Just when everything starts to feel right, everything changes again. Sound familiar? Yep, another move is on the cards.
This was not in the plan. The *plan* was to do 3-4 years in Bangkok and then move back to England.
Well, that plan didn’t happen.
I worried about a lot of things before we moved to Thailand. My husband hating his job was not one of them. But that’s what happened. Just when I’d got into my groove – made friends, found myself smiling when I walked down the street because I WAS MAKING THIS WORK!! – was when the penny dropped. Things were working out great for me, but not for him. Outside work – everything was wonderful. But at work…not so much. And life’s too short and too precious to be made completely miserable by a job.
I didn’t want to leave Bangkok, but that was preferable to seeing my usually un-stressable husband stressed to his limit. And when I say see him…I hardly ever saw him because he was always at the office.
So, two years in and my husband moved to Germany while I stayed in Bangkok to see out the school year and then up sticks to Deutschland…which, I may remind you, was NOT IN THE PLAN.
But, you know, you deal with stuff. So we came up with a new plan. I won’t give the plan an identifying letter, because by the time I get to the end of this post I will be at Plan Z. The new plan was we’d stay in Germany for a good few years. I was pitching for 5 years, minimum. We liked it, the work/life balance was great, we love the school, it’s not far from family back in the UK. We got a dog, we started to feel settled.
And then, once again – plot twist! – my husband’s company division was sold off. Yep, the stable, family owned company that we thought would be practically a ‘job for life’. Who’d have thunk it? Not me. And not after only having moved four months previously…
Fast forward to now…
Well, there is good news. My husband has found a job with another company, and it’s one he’s really excited about.
The not so good news is…it’s in Paris.
Yes, I KNOW that Paris is wonderful, and excuse me for my moan, but I think where we are right now is wonderful.

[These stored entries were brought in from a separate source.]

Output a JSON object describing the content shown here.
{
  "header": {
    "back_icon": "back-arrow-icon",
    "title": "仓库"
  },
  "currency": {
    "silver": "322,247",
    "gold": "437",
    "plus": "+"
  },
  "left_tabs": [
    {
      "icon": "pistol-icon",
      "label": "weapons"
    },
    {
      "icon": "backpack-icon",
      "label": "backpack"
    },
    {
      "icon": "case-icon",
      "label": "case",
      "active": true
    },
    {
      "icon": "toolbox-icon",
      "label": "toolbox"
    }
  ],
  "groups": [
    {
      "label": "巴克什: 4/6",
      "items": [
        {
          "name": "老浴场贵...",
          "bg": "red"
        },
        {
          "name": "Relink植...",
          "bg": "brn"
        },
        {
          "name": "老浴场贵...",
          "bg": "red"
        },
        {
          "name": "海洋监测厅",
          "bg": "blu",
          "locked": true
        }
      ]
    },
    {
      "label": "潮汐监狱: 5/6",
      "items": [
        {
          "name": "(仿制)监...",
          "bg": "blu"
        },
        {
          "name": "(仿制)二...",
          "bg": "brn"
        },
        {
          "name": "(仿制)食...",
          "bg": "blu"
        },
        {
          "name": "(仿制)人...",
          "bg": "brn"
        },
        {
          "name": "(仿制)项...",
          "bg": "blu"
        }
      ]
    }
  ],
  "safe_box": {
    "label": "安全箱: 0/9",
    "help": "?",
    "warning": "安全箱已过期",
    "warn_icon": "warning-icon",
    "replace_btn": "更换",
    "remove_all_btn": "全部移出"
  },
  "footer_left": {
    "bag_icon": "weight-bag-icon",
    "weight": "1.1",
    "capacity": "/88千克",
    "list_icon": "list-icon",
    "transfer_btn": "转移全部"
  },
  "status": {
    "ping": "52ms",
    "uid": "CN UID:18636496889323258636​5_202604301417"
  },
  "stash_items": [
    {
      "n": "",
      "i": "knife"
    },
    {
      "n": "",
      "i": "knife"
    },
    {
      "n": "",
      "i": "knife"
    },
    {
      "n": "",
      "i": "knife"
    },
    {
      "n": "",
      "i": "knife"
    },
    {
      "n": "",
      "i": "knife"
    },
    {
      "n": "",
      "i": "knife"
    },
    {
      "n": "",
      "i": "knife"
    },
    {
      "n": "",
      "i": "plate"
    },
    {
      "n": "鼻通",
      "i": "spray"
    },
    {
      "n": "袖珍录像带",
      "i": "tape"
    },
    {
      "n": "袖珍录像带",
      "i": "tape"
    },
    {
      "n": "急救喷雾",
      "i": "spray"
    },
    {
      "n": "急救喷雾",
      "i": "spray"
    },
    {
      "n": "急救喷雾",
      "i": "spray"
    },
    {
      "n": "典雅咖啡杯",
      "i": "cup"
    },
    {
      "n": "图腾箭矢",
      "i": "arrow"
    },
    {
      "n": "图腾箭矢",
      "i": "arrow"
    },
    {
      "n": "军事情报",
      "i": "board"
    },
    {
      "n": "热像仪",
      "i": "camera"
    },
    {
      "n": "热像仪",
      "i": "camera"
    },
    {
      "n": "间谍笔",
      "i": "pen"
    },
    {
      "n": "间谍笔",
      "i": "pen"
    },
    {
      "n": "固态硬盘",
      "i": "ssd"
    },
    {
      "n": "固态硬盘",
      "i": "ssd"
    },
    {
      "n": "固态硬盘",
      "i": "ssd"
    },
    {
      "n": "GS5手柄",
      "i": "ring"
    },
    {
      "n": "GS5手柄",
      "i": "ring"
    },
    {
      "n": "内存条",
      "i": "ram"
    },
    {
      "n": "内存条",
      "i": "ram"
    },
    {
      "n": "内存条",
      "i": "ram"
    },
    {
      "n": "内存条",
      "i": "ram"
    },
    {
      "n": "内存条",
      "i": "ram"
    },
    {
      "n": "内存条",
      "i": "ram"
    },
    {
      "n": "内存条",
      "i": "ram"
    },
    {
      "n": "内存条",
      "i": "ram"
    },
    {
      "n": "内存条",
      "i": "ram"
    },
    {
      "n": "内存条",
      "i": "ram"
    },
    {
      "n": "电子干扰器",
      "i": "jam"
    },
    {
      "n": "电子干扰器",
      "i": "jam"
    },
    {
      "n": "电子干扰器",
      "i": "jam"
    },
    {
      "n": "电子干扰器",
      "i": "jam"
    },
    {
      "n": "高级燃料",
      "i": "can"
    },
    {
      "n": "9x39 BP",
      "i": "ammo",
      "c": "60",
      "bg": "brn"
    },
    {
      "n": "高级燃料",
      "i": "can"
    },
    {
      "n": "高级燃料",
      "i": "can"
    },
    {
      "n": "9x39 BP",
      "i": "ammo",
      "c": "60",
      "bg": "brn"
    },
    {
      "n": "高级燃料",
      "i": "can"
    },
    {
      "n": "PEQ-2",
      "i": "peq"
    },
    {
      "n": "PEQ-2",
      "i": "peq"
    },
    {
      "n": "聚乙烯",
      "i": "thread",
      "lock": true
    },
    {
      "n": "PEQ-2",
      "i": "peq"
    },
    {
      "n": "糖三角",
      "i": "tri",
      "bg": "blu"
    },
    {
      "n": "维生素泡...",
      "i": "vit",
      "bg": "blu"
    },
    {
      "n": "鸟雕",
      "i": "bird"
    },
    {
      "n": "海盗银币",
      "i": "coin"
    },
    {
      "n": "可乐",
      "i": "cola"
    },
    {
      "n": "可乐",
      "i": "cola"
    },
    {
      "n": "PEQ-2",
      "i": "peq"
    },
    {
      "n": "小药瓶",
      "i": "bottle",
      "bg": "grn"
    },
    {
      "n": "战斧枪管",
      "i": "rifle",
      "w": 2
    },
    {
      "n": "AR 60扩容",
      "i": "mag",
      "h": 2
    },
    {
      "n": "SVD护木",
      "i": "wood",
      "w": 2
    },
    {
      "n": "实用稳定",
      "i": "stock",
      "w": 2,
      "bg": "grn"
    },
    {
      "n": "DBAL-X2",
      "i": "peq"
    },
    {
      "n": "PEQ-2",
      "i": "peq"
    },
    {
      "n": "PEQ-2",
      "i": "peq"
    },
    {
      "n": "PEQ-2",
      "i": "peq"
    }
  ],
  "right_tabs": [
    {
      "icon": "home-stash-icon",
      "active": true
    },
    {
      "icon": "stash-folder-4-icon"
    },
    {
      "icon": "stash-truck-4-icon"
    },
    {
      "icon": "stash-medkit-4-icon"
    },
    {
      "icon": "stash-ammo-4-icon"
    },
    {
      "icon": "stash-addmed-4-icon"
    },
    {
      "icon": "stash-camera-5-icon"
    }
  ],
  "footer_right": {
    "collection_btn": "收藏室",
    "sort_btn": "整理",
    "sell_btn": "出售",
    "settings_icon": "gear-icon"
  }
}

It’s been nearly two years of putting in the effort and making friends. Creating a new mental map of a whole new place. Finding a doctor, a dentist, learning the language (ahem, learning a bit of the language), figuring out where best to buy groceries…basically just building a life. And one that we love.
But hang on. We’re not moving…yet. Because – for all the reasons I have ranted about above – we decided the kids and I will stay here and my husband will commute. The idea – I’m not going to say ‘the plan’ because as soon as I utter those words everything cocks up – is that we’ll do this so he can get sorted in his new job and we’ll move next summer.
Seems sensible? Or stupid?
Well we’ve made the choice now and we’re going to have to make it work.
If we’d stuck to the original plan, we’d be about to leave Bangkok now. Possibly without my husband as the stress may have killed him. We wouldn’t have had all these great experiences in Germany. He wouldn’t have found this great new role. We wouldn’t have a dog.
It’s a bit like that film, Sliding Doors, where you can imagine the different outcome of your life had you made a different choice. But I think that, plan or no plan, right here is where I am meant to be right now.
As a wise man once said (or rather sang) –
And, do you know what’s funny? When I searched online for that quote, this was the first thing that came up:
Ok, so it’s not exactly serendipity (I was searching John Lennon quote…and this is a John Lennon quote – so exactly what I had looked for. Which makes it the opposite of serendipity). But in writing this post I was in danger of kicking myself off again on the worry cycle. So thanks John, this is exactly what I needed to hear. You always were my favourite Beatle.